First and foremost, remind yourself that you are always a parent, no matter how old your child might be. While your role as a parent will change, the fact that you are still an integral part of your child’s life never will. Learning how to adapt to this new stage will set the tone for this next phase of parenting, a phase that is as just unique and wonderful as all of the others.
For couples preparing to handle their “empty nest”, it’s important to lean into each other, using this time to strengthen the relationship rather than allowing worries, frustrations, and anxieties to pull it apart. One of the biggest fears for a lot of empty-nest couples is that this strain on their relationship will be too difficult to get through, which only adds to the anxieties of having a child leave home.
While every parent and couple will feel different about having a child leave home, these three tips will help make sure that everyone adjusts in a way that’s healthy and sustainable.

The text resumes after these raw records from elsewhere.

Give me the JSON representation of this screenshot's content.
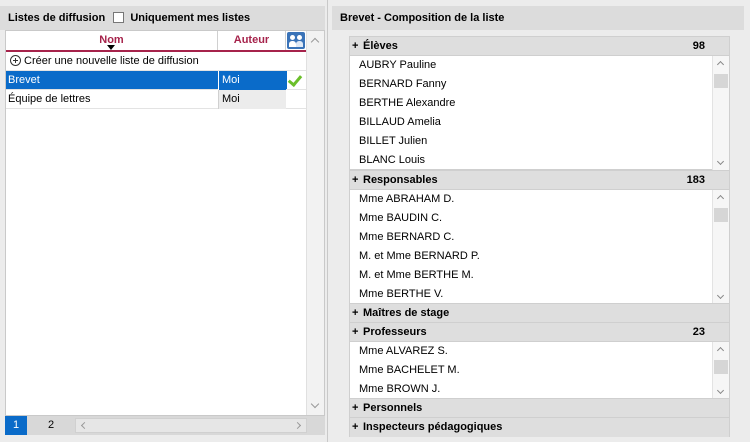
{
  "left_panel": {
    "title": "Listes de diffusion",
    "filter_label": "Uniquement mes listes",
    "columns": {
      "nom": "Nom",
      "auteur": "Auteur"
    },
    "create_label": "Créer une nouvelle liste de diffusion",
    "rows": [
      {
        "nom": "Brevet",
        "auteur": "Moi",
        "selected": true
      },
      {
        "nom": "Équipe de lettres",
        "auteur": "Moi",
        "selected": false
      }
    ],
    "pages": [
      "1",
      "2"
    ]
  },
  "right_panel": {
    "title": "Brevet - Composition de la liste",
    "sections": [
      {
        "label": "Élèves",
        "count": "98",
        "items": [
          "AUBRY Pauline",
          "BERNARD Fanny",
          "BERTHE Alexandre",
          "BILLAUD Amelia",
          "BILLET Julien",
          "BLANC Louis"
        ]
      },
      {
        "label": "Responsables",
        "count": "183",
        "items": [
          "Mme ABRAHAM D.",
          "Mme BAUDIN C.",
          "Mme BERNARD C.",
          "M. et Mme BERNARD P.",
          "M. et Mme BERTHE M.",
          "Mme BERTHE V."
        ]
      },
      {
        "label": "Maîtres de stage",
        "count": "",
        "items": []
      },
      {
        "label": "Professeurs",
        "count": "23",
        "items": [
          "Mme ALVAREZ S.",
          "Mme BACHELET M.",
          "Mme BROWN J."
        ]
      },
      {
        "label": "Personnels",
        "count": "",
        "items": []
      },
      {
        "label": "Inspecteurs pédagogiques",
        "count": "",
        "items": []
      }
    ]
  },
  "colors": {
    "accent": "#a6234b",
    "selection": "#0a6bc9",
    "check": "#6bbf2a"
  },
  "icons": {
    "expand": "plus-icon",
    "add": "plus-circle-icon",
    "owner_filter": "users-icon",
    "selected_flag": "check-icon"
  }
}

1. Reframe Your Thoughts. A lot of the worries that happen when dealing with an empty nest can be reframed into something more positive and powerful. For example, rather than worrying about the decisions your child will make on their own, remember how prepared your child is and that, if the wrong decision is ever made, there’s always an opportunity to “figure it out” together, which in the long run will only make your relationship stronger. As a couple, working on this reframing together and supporting each other through it is important. Each of you will have hard days, so showing up for the other person and helping them get through their worries mentally is huge.
2. Make Future Plans. It’s really helpful for couples to not just sit around home wishing things were how they used to be. Instead, embrace this new phase together by making plans, both with your children and without. Not only will this help give you something to look forward to, but it will let you and your child know when you’re going to get to see each other next, which takes away from a lot of the anxiety and fear.
3. Reignite Your Relationship. While you might feel like you don’t want to do anything, especially at the very beginning of the empty nest phase, it’s important that you and your partner find ways to keep your relationship going strong. From regular date nights to new hobbies you can enjoy together, the more you can bring yourself together the better you will feel. And, as an added bonus, the positive energy you create from enjoying your life will help encourage your child to come home more often. After all, no child wants to return home to a strained relationship or parents only interested in living in the past.
Dealing with an empty nest can be incredibly difficult, but, when you and your partner work together, you can (and you will) get through it. Not only will you realize that your child still needs you to be a parent (just in different ways), but you will hopefully be reminded of just how much there is to still look forward to.